Horlacher 's On a New Mission Now

Members of the Church of Jesus Christ of Latter Day Saints- Mormons to most of us- are usually called upon to devote two years of their life to missionary work. That's not an absolute rule, there are exemptions made in special cases. The Osmond family, for example, though they practice that faith, didn't have to so you never saw Donnie and Marie going door-to-door in any neighborhood.

Athletes are sometimes excused too but, though David Horlacher certainly is one, he faithfully went on a mission after high school. Though, he's a pitcher of some regard, he wasn't sent anywhere where baseball is played but, rather, to Chile for two years. Down there, they kick soccer balls around pretty well but you're lucky to find somebody to play catch with when it comes to the diamond sport.

After his mission, Horlacher went to Dixie Junior College, which sounds like it's located in the heart of Alabama but is actually in Mormon country- Utah. In fact, it's in his home town, also called Dixie. In 2003, he got his first chance to play professionally when he was drafted by the Indians.

But he was chosen down in there 49th round where you'll probably get a Happy Meal at McDonald's for a bonus. So, it was easy for him to say "No" to Cleveland and accept a scholarship to the big school for members of his religion, Brigham Young University.

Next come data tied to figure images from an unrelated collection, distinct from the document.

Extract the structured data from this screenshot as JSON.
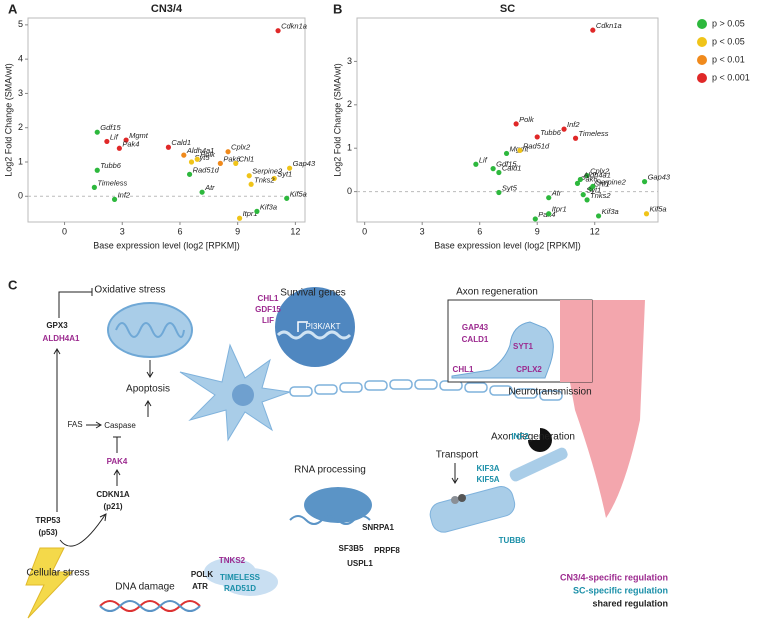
{
  "chart_data": [
    {
      "type": "scatter",
      "panel": "A",
      "title": "CN3/4",
      "x_label": "Base expression level (log2 [RPKM])",
      "y_label": "Log2 Fold Change (SMA/wt)",
      "xlim": [
        -1.9,
        12.5
      ],
      "ylim": [
        -0.75,
        5.2
      ],
      "xticks": [
        0,
        3,
        6,
        9,
        12
      ],
      "yticks": [
        0,
        1,
        2,
        3,
        4,
        5
      ],
      "zero_line": true,
      "points": {
        "labels": [
          "Cdkn1a",
          "Gdf15",
          "Mgmt",
          "Lif",
          "Pak4",
          "Cald1",
          "Aldh4a1",
          "Syt5",
          "Polk",
          "Cplx2",
          "Pak6",
          "Chl1",
          "Gap43",
          "Serpine2",
          "Syt1",
          "Tnks2",
          "Tubb6",
          "Rad51d",
          "Timeless",
          "Atr",
          "Inf2",
          "Itpr1",
          "Kif3a",
          "Kif5a"
        ],
        "x": [
          11.1,
          1.7,
          3.2,
          2.2,
          2.85,
          5.4,
          6.2,
          6.6,
          6.9,
          8.5,
          8.1,
          8.9,
          11.7,
          9.6,
          10.9,
          9.7,
          1.7,
          6.5,
          1.55,
          7.15,
          2.6,
          9.1,
          10,
          11.55
        ],
        "y": [
          4.83,
          1.87,
          1.64,
          1.6,
          1.4,
          1.43,
          1.2,
          1.0,
          1.08,
          1.3,
          0.96,
          0.96,
          0.82,
          0.6,
          0.52,
          0.35,
          0.76,
          0.64,
          0.26,
          0.12,
          -0.09,
          -0.64,
          -0.44,
          -0.06
        ],
        "level": [
          3,
          0,
          3,
          3,
          3,
          3,
          2,
          1,
          1,
          2,
          2,
          1,
          1,
          1,
          1,
          1,
          0,
          0,
          0,
          0,
          0,
          1,
          0,
          0
        ]
      }
    },
    {
      "type": "scatter",
      "panel": "B",
      "title": "SC",
      "x_label": "Base expression level (log2 [RPKM])",
      "y_label": "Log2 Fold Change (SMA/wt)",
      "xlim": [
        -0.4,
        15.3
      ],
      "ylim": [
        -0.7,
        4.0
      ],
      "xticks": [
        0,
        3,
        6,
        9,
        12
      ],
      "yticks": [
        0,
        1,
        2,
        3
      ],
      "zero_line": true,
      "points": {
        "labels": [
          "Cdkn1a",
          "Polk",
          "Inf2",
          "Tubb6",
          "Timeless",
          "Mgmt",
          "Rad51d",
          "Lif",
          "Gdf15",
          "Cald1",
          "Syt5",
          "Cplx2",
          "Pak6",
          "Aldh4a1",
          "Chl1",
          "Serpine2",
          "Syt1",
          "Tnks2",
          "Atr",
          "Gap43",
          "Kif5a",
          "Kif3a",
          "Pak4",
          "Itpr1"
        ],
        "x": [
          11.9,
          7.9,
          10.4,
          9.0,
          11.0,
          7.4,
          8.1,
          5.8,
          6.7,
          7.0,
          7.0,
          11.6,
          11.1,
          11.25,
          11.8,
          11.9,
          11.4,
          11.6,
          9.6,
          14.6,
          14.7,
          12.2,
          8.9,
          9.6
        ],
        "y": [
          3.72,
          1.56,
          1.44,
          1.26,
          1.23,
          0.88,
          0.95,
          0.63,
          0.53,
          0.44,
          -0.02,
          0.37,
          0.19,
          0.28,
          0.07,
          0.12,
          -0.07,
          -0.19,
          -0.14,
          0.23,
          -0.51,
          -0.56,
          -0.63,
          -0.51
        ],
        "level": [
          3,
          3,
          3,
          3,
          3,
          0,
          1,
          0,
          0,
          0,
          0,
          0,
          0,
          0,
          0,
          0,
          0,
          0,
          0,
          0,
          1,
          0,
          0,
          0
        ]
      }
    }
  ],
  "legend": [
    {
      "name": "p > 0.05",
      "color": "#2db83d"
    },
    {
      "name": "p < 0.05",
      "color": "#f0c419"
    },
    {
      "name": "p < 0.01",
      "color": "#f08a1c"
    },
    {
      "name": "p < 0.001",
      "color": "#e02828"
    }
  ],
  "diagram": {
    "label": "C",
    "headings": [
      "Oxidative stress",
      "Survival genes",
      "Axon regeneration",
      "Apoptosis",
      "Neurotransmission",
      "Axon degeneration",
      "RNA processing",
      "Transport",
      "Cellular stress",
      "DNA damage",
      "PI3K/AKT",
      "Caspase",
      "FAS"
    ],
    "regulation_legend": [
      {
        "name": "CN3/4-specific regulation",
        "color": "#9c2a8f"
      },
      {
        "name": "SC-specific regulation",
        "color": "#1a8fa8"
      },
      {
        "name": "shared regulation",
        "color": "#222222"
      }
    ],
    "genes": [
      {
        "text": "GPX3",
        "group": 2
      },
      {
        "text": "ALDH4A1",
        "group": 0
      },
      {
        "text": "CHL1",
        "group": 0
      },
      {
        "text": "GDF15",
        "group": 0
      },
      {
        "text": "LIF",
        "group": 0
      },
      {
        "text": "GAP43",
        "group": 0
      },
      {
        "text": "CALD1",
        "group": 0
      },
      {
        "text": "CHL1",
        "group": 0
      },
      {
        "text": "SYT1",
        "group": 0
      },
      {
        "text": "CPLX2",
        "group": 0
      },
      {
        "text": "PAK4",
        "group": 0
      },
      {
        "text": "CDKN1A",
        "group": 2
      },
      {
        "text": "(p21)",
        "group": 2
      },
      {
        "text": "TRP53",
        "group": 2
      },
      {
        "text": "(p53)",
        "group": 2
      },
      {
        "text": "SNRPA1",
        "group": 2
      },
      {
        "text": "SF3B5",
        "group": 2
      },
      {
        "text": "PRPF8",
        "group": 2
      },
      {
        "text": "USPL1",
        "group": 2
      },
      {
        "text": "KIF3A",
        "group": 1
      },
      {
        "text": "KIF5A",
        "group": 1
      },
      {
        "text": "INF2",
        "group": 1
      },
      {
        "text": "TUBB6",
        "group": 1
      },
      {
        "text": "TNKS2",
        "group": 0
      },
      {
        "text": "POLK",
        "group": 2
      },
      {
        "text": "ATR",
        "group": 2
      },
      {
        "text": "TIMELESS",
        "group": 1
      },
      {
        "text": "RAD51D",
        "group": 1
      }
    ]
  }
}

His two years there saw him progress on the mound enough that the Dodgers picked him in the eighth round of the 2005 draft and, this time, he signed. He to stay home in Utah, too, being assigned to Ogden.

However, there was further delay because he came in nursing a bad back so spent most of his time getting over that. As it was he managed 11 games toward the latter part of the season, throwing well as hitters managed only a .179 average off his delivery. He wound up with a 1.69 ERA.

This year, he was still bothered by injury problems so was left behind in the extended camp for a time. He finally got going at Columbus and has since made his way into the rotation.

It hasn't been smooth going for him as a 1-3, 5.59 record would indicate, though he has been making progress. Thursday he was at his best yet, going seven innings in which he allowed only three hits. And his 53 strikeouts in 56 innings is an indicator that the stuff is there.

Horlacher has an ideal frame for pitching at 6-4 with 175 pounds spread out on it. He's not a flame thrower, particularly, with his fast ball resting in the high 80's and reaching into the low 90's upon occasion. His out pitch is a classic curve - the 12 to 6 variety - which he loves to throw at any time in the count.

Because of his religious work and four years of college, at 24 he's older than most of his teammates. But that's okay. He's had a rewarding life and he's happy to take it from here. And if he shows like he did the other night, the Dodgers are happy to have him. Often, pitchers are late bloomers. He may be another.